# Calculus of parametric function

• Apr 24th 2013, 05:13 PM
amthomasjr
Calculus of parametric function
My professor gave us a sheet that had the calculus of functions in different formats. The sheet isn't making any sense to me though.

$\displaystyle x=f(t)$

$\displaystyle y=g(t)$

Derivatives: $\displaystyle \frac{dy}{dt}=f'(t)$, $\displaystyle \frac{dx}{dt}=g'(t)$, $\displaystyle \frac{dy}{dx}=\frac{f'(t)}{g'(t)}$

Integrals: $\displaystyle \int_ \alpha ^ \beta g(t)f'(t)dt$

Arc Length: $\displaystyle \int_ \alpha ^ \beta \sqrt{\left(\frac{dx}{dt}\right)^2+\left(\frac{dy} {dt}\right)^2} dt$

Should the letters correspond?
x goes with f
y goes with g
• Apr 24th 2013, 05:59 PM
christianwos
Re: Calculus of parametric function
You are right. The letters x and y should be inverted.
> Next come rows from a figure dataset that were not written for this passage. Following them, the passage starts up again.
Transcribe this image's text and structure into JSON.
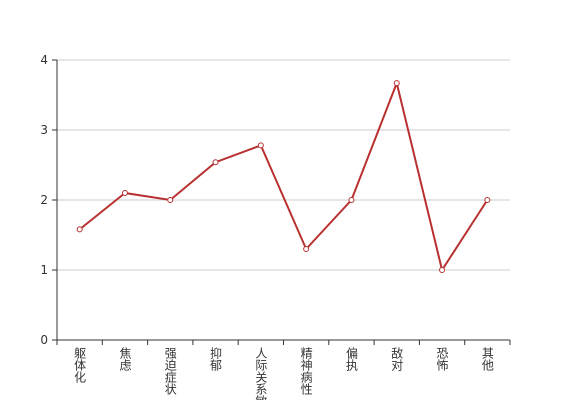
{
  "chart_data": {
    "type": "line",
    "categories": [
      "躯体化",
      "焦虑",
      "强迫症状",
      "抑郁",
      "人际关系敏感",
      "精神病性",
      "偏执",
      "敌对",
      "恐怖",
      "其他"
    ],
    "values": [
      1.58,
      2.1,
      2.0,
      2.54,
      2.78,
      1.3,
      2.0,
      3.67,
      1.0,
      2.0
    ],
    "color": "#b8302f",
    "ylim": [
      0,
      4
    ],
    "yticks": [
      0,
      1,
      2,
      3,
      4
    ],
    "grid": true
  }
}
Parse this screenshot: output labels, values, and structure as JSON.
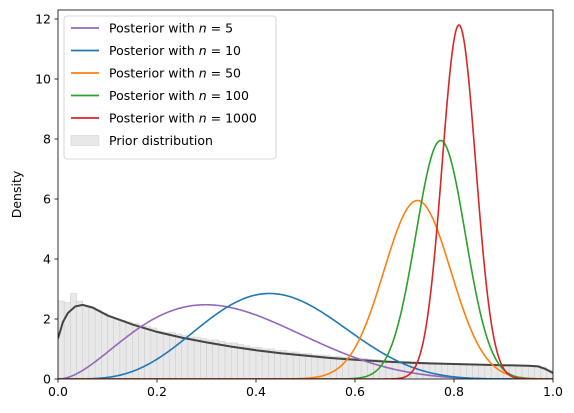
{
  "chart_data": {
    "type": "line",
    "title": "",
    "xlabel": "",
    "ylabel": "Density",
    "xlim": [
      0,
      1
    ],
    "ylim": [
      0,
      12.3
    ],
    "x_ticks": [
      0.0,
      0.2,
      0.4,
      0.6,
      0.8,
      1.0
    ],
    "x_tick_labels": [
      "0.0",
      "0.2",
      "0.4",
      "0.6",
      "0.8",
      "1.0"
    ],
    "y_ticks": [
      0,
      2,
      4,
      6,
      8,
      10,
      12
    ],
    "y_tick_labels": [
      "0",
      "2",
      "4",
      "6",
      "8",
      "10",
      "12"
    ],
    "grid": false,
    "legend_position": "top-left",
    "series": [
      {
        "name": "Posterior with n = 5",
        "color": "#9467bd",
        "shape": "beta",
        "alpha": 3.0,
        "beta": 5.7
      },
      {
        "name": "Posterior with n = 10",
        "color": "#1f77b4",
        "shape": "beta",
        "alpha": 5.7,
        "beta": 7.3
      },
      {
        "name": "Posterior with n = 50",
        "color": "#ff7f0e",
        "shape": "normal",
        "mean": 0.726,
        "sd": 0.0675,
        "peak": 5.95
      },
      {
        "name": "Posterior with n = 100",
        "color": "#2ca02c",
        "shape": "normal",
        "mean": 0.773,
        "sd": 0.05,
        "peak": 7.95
      },
      {
        "name": "Posterior with n = 1000",
        "color": "#d62728",
        "shape": "normal",
        "mean": 0.81,
        "sd": 0.034,
        "peak": 11.8
      }
    ],
    "prior": {
      "name": "Prior distribution",
      "bar_color": "#e8e8e8",
      "edge_color": "#cccccc",
      "kde_color": "#444444",
      "bin_width": 0.0125,
      "kde_points": [
        [
          0.0,
          1.35
        ],
        [
          0.01,
          1.9
        ],
        [
          0.02,
          2.2
        ],
        [
          0.035,
          2.42
        ],
        [
          0.05,
          2.47
        ],
        [
          0.07,
          2.38
        ],
        [
          0.1,
          2.12
        ],
        [
          0.15,
          1.82
        ],
        [
          0.2,
          1.57
        ],
        [
          0.25,
          1.38
        ],
        [
          0.3,
          1.22
        ],
        [
          0.35,
          1.08
        ],
        [
          0.4,
          0.96
        ],
        [
          0.45,
          0.86
        ],
        [
          0.5,
          0.78
        ],
        [
          0.55,
          0.7
        ],
        [
          0.6,
          0.64
        ],
        [
          0.65,
          0.59
        ],
        [
          0.7,
          0.55
        ],
        [
          0.75,
          0.52
        ],
        [
          0.8,
          0.5
        ],
        [
          0.85,
          0.48
        ],
        [
          0.9,
          0.46
        ],
        [
          0.95,
          0.44
        ],
        [
          0.97,
          0.42
        ],
        [
          0.985,
          0.33
        ],
        [
          1.0,
          0.2
        ]
      ],
      "bars": [
        2.6,
        2.55,
        2.85,
        2.6,
        2.45,
        2.4,
        2.3,
        2.2,
        2.05,
        2.0,
        1.95,
        1.9,
        1.85,
        1.8,
        1.75,
        1.7,
        1.6,
        1.55,
        1.55,
        1.5,
        1.45,
        1.4,
        1.4,
        1.35,
        1.3,
        1.3,
        1.25,
        1.2,
        1.2,
        1.15,
        1.1,
        1.05,
        1.05,
        1.0,
        1.0,
        0.95,
        0.95,
        0.9,
        0.9,
        0.85,
        0.85,
        0.8,
        0.8,
        0.78,
        0.75,
        0.75,
        0.72,
        0.7,
        0.7,
        0.68,
        0.65,
        0.65,
        0.62,
        0.6,
        0.6,
        0.58,
        0.58,
        0.56,
        0.55,
        0.55,
        0.54,
        0.53,
        0.52,
        0.52,
        0.51,
        0.5,
        0.5,
        0.49,
        0.49,
        0.48,
        0.48,
        0.47,
        0.47,
        0.46,
        0.46,
        0.45,
        0.45,
        0.44,
        0.4,
        0.3
      ]
    }
  }
}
What the sheet says is that the both x and y depend on the 'parameter' t. therefore you can write both x and y as functions of t. Hence the definition of x=f(t) and y=g(t).

For example, you can think of x and y as the coordinates of motion of a particle in two dimensions. As the particle moves in time, the coordinates of the point, that is (x,y), change. I think your prof just mistakenly inverted x and y.
• Apr 24th 2013, 06:18 PM
amthomasjr
Re: Calculus of parametric function
Thanks for clearing that up